If you’re looking for a deal, now is the time to get one. That’s especially true if you’re a retiree with a Tax-Free Savings Account (TFSA). Canadian investors have been seeking out dividend stocks all over the place, but haven’t really taken into consideration the growth that’s coming. This, too, is passive income that retirees should consider when making their investments.
So today, we’re going to look at two Canadian stocks that remain incredibly cheap for retirees to consider. Ones that offer dividend income, but also superior growth – growth that looks to stand the test of time. So let’s get right into it.
First, let’s look at long-term loan provider goeasy (TSX:GSY). Goeasy stock is an incredibly great investment for retirees to consider. Throughout time, everyone has needed loans.
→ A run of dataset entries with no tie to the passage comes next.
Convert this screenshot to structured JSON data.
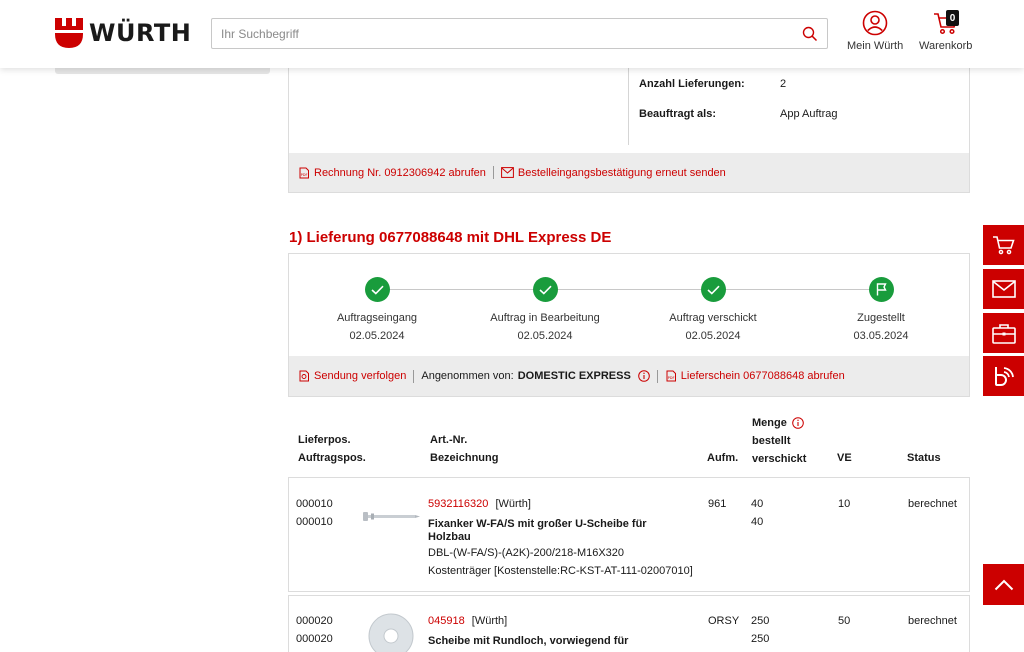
{
  "header": {
    "logo_text": "WÜRTH",
    "search_placeholder": "Ihr Suchbegriff",
    "account_label": "Mein Würth",
    "cart_label": "Warenkorb",
    "cart_count": "0"
  },
  "order": {
    "info": [
      {
        "key": "Anzahl Lieferungen:",
        "value": "2"
      },
      {
        "key": "Beauftragt als:",
        "value": "App Auftrag"
      }
    ],
    "invoice_link": "Rechnung Nr. 0912306942 abrufen",
    "resend_link": "Bestelleingangsbestätigung erneut senden"
  },
  "delivery": {
    "title": "1) Lieferung 0677088648 mit DHL Express DE",
    "steps": [
      {
        "label": "Auftragseingang",
        "date": "02.05.2024",
        "icon": "check-icon"
      },
      {
        "label": "Auftrag in Bearbeitung",
        "date": "02.05.2024",
        "icon": "check-icon"
      },
      {
        "label": "Auftrag verschickt",
        "date": "02.05.2024",
        "icon": "check-icon"
      },
      {
        "label": "Zugestellt",
        "date": "03.05.2024",
        "icon": "flag-icon"
      }
    ],
    "track_link": "Sendung verfolgen",
    "accepted_prefix": "Angenommen von:",
    "accepted_by": "DOMESTIC EXPRESS",
    "delivery_note_link": "Lieferschein 0677088648 abrufen"
  },
  "table": {
    "headers": {
      "pos_line1": "Lieferpos.",
      "pos_line2": "Auftragspos.",
      "art_line1": "Art.-Nr.",
      "art_line2": "Bezeichnung",
      "aufm": "Aufm.",
      "menge": "Menge",
      "bestellt": "bestellt",
      "verschickt": "verschickt",
      "ve": "VE",
      "status": "Status"
    },
    "rows": [
      {
        "lieferpos": "000010",
        "auftragspos": "000010",
        "art_nr": "5932116320",
        "brand": "[Würth]",
        "name_line1": "Fixanker W-FA/S mit großer U-Scheibe für",
        "name_line2": "Holzbau",
        "detail": "DBL-(W-FA/S)-(A2K)-200/218-M16X320",
        "cost": "Kostenträger [Kostenstelle:RC-KST-AT-111-02007010]",
        "aufm": "961",
        "bestellt": "40",
        "verschickt": "40",
        "ve": "10",
        "status": "berechnet"
      },
      {
        "lieferpos": "000020",
        "auftragspos": "000020",
        "art_nr": "045918",
        "brand": "[Würth]",
        "name_line1": "Scheibe mit Rundloch, vorwiegend für",
        "aufm": "ORSY",
        "bestellt": "250",
        "verschickt": "250",
        "ve": "50",
        "status": "berechnet"
      }
    ]
  },
  "colors": {
    "brand_red": "#cc0000",
    "status_green": "#199c3c",
    "footer_gray": "#ececec"
  }
}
And goeasy has been around since 1990 providing lending and leasing services to Canadians across the country.
Yet many thought the stock wouldn’t do well after a government announcement stated it will reduce the maximum allowable rate of interest to an annual percentage rate (APR) of 35%. Some thought this would hurt the company’s portfolio of loans, but goeasy stock was excited by the news. It would attract smaller, higher-interest companies and push them towards goeasy, it argued. And that seems to be happening.
Goeasy recently announced yet another record-setting earnings report. Further, loan originations rose 13% year over year to $722 million, helping drive a 23% increase in revenue to $322 million. So while shares are up 23% in the last month, there is certainly more to come – all while receiving a higher-than-usual 2.95% dividend yield.
For those wanting in on future gains at the right price, retirees can look at Topicus.com (TSXV:TOI). Now usually I would not recommend a new tech stock to retirees looking for future returns. However, Topicus stock is different. That’s because it’s a spin off of long-time essential software acquisition company, Constellation Software (TSX:CSU).
Both invest in essential software, buying it and putting it out again under their name. Constellation will help run the company until its management team, picked by the superior Constellation management team, can run it. One runs in North America, the other in Europe. The main difference? Constellation trades at $3,155 as of writing, with Topicus stock at just $94.
So if you want major returns in the next decade or so, Topicus stock looks like a solid buy. While it doesn’t offer a dividend, this could happen in the future as it becomes just as solid as Constellation stock.
Another stock that’s perfect for both dividends and returns, but is majorly cheap right now, is Brookfield Renewable Partners LP (TSX:BEP.UN). Brookfield stock managed to hit around $70 per share when United States President Joe Biden announced more investment into renewable energy. Yet this quickly bled off as the market started to drop.
However, there is still a lot of growth left for Brookfield stock. In fact, it has been making partnerships to add an even more diversified set of renewable energy assets to its portfolio around the world. Further, while earnings have been down, this comes down to foreign currency exchange rates, as well as higher interest on loans and lower fair value. So these are all short-term issues for long-term investors.
Today, you can pick up Brookfield stock trading down 13% in the last year, and at just 1.4 times sales. Its enterprise value (EV) also trades at just 12.2 over earnings before interest, taxes, depreciation and amortization (EBITDA). Finally, you can grab a dividend yield of 5.57%, far higher than the five-year average of 4.38%. So retirees, if you’re looking for growth and returns and dividends, here are the three I would pick up and hold on tightly.